Beruf Beruf: Wenn die Arbeit krank macht
Berlin/Frankfurt/Main/dpa. - Der Rücken schmerzt, das Atmen fällt schwer: Belastungen am Fließband oder am Schreibtisch können der Grund für körperliche Beschwerden sein. Oft ist die Beeinträchtigung so schwer, dass es den Arbeitnehmern unmöglich ist, ihre berufliche Tätigkeit weiter auszuüben. Für diesen Fall sieht der Gesetzgeber Rehabilitationsmaßnahmen - früher Kur genannt - vor.
Nach Zahlen des Verbands Deutscher Rentenversicherungsträger (VDR) in Frankfurt beantragten in der jüngeren Vergangenheit immer mehr Arbeitnehmer eine Maßnahme zur medizinischen Rehabilitation: Wandten sich 1997 noch rund 930 000 Menschen an die Leistungsträger, waren es 2001 bereits 1,35 Millionen. An erster Stelle der Beschwerden stehen nach Angaben der Bundesversicherungsanstalt für Angestellte (BfA) in Berlin mit großem Abstand Erkrankungen von Muskeln, Skelett und Bindegewebe. Es folgen psychische und Verhaltensstörungen, Krankheiten des Kreislaufsystems und der Atemorgane. Gerade bei Frauen stiegen die psychischen Erkrankungen stark an.
Über den Weg zu einer Rehabilitation informieren die örtlichen Service-Stellen der Leistungsträger. Dies sind in der Regel die Rentenversicherungsträger und die Krankenkassen. Sie bieten Patienten Beratung bei der Antragstellung an. Es müsse jeweils konkret geprüft werden, ob das Reha-Ziel zu erreichen ist, sagt Reinhild Waldeyer vom AOK-Bundesverband in Bonn. Der erste Gang sollte zum Hausarzt führen, erklärt Barbara Hüllen vom Bundesverband der Betriebskrankenkassen (BKK) in Essen.

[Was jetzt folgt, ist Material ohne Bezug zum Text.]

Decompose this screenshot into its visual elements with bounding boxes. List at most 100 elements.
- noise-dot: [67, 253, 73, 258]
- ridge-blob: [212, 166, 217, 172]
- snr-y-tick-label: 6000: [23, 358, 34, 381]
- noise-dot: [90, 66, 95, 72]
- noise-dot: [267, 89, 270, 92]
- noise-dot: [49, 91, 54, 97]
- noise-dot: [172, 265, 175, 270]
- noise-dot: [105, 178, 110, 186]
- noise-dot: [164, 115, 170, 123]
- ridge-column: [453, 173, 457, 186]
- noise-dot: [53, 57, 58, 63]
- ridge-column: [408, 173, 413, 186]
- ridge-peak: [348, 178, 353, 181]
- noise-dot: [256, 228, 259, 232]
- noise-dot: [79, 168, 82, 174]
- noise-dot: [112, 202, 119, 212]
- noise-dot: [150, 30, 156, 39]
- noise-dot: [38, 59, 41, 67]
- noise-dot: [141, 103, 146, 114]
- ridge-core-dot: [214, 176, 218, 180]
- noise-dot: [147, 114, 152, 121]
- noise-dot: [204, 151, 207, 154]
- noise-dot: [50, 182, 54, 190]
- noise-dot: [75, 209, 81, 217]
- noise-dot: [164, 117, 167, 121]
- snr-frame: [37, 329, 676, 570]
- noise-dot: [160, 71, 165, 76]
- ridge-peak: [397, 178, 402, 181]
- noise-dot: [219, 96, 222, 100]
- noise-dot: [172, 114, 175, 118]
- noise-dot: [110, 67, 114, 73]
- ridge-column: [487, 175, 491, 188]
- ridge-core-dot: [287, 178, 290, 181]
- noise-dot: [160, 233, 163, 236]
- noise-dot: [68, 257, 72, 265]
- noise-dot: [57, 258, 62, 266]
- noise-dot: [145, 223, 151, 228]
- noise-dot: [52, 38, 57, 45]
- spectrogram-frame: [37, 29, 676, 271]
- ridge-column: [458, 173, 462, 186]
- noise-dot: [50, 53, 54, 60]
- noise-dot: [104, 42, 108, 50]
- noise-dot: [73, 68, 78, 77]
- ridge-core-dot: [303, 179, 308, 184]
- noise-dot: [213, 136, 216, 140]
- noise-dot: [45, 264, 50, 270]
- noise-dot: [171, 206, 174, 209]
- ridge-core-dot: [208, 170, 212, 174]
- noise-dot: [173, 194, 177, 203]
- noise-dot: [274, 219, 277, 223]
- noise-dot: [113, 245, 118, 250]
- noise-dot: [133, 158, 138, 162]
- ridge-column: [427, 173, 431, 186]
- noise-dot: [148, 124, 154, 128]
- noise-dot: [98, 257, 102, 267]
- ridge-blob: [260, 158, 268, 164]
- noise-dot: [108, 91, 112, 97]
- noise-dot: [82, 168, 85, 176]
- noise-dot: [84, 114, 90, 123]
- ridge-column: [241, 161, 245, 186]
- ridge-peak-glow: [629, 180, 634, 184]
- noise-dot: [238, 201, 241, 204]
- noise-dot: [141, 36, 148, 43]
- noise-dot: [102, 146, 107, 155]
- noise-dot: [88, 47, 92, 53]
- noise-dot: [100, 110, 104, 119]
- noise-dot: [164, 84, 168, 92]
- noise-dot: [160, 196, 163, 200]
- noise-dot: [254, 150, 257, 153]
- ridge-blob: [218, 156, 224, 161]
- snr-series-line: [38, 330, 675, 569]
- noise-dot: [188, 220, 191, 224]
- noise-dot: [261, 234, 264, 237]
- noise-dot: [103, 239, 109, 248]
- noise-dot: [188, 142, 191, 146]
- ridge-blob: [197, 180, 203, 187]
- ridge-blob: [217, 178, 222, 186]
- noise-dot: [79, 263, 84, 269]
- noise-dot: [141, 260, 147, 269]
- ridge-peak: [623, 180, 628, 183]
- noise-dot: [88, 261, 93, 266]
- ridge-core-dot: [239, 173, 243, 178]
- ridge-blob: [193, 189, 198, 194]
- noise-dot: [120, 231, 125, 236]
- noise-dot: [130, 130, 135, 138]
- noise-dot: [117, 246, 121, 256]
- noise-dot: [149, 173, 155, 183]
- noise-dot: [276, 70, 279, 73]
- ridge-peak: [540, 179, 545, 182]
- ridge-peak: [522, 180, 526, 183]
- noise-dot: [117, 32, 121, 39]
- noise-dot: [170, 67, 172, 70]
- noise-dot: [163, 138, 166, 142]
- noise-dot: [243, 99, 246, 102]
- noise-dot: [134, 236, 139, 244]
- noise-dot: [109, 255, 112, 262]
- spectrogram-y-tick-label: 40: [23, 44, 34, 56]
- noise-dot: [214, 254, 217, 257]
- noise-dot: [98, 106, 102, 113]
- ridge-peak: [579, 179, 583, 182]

Anschließend werde ein Antrag gestellt, der vom Medizinischen Dienst der Krankenkassen oder vom Sozialmedizinischen Dienst der Rentenversicherungsträger geprüft wird. Dieser diene als Grundlage für das Genehmigungsverfahren. Die Kosten für Reise, Unterkunft, Verpflegung, ärztliche Betreuung und medizinische Anwendungen übernehme dann der zuständige Leistungsträger. An den Kosten einer Rehabilitation wird der Patient mit maximal neun Euro pro Tag beteiligt. Die verbreitete Annahme, es werde immer schwieriger, eine Kur genehmigt zu bekommen, bestätigen Statistiken des VDR nicht: Der Anteil der Bewilligungen lag 1997 bis 2001 konstant bei rund 70 Prozent.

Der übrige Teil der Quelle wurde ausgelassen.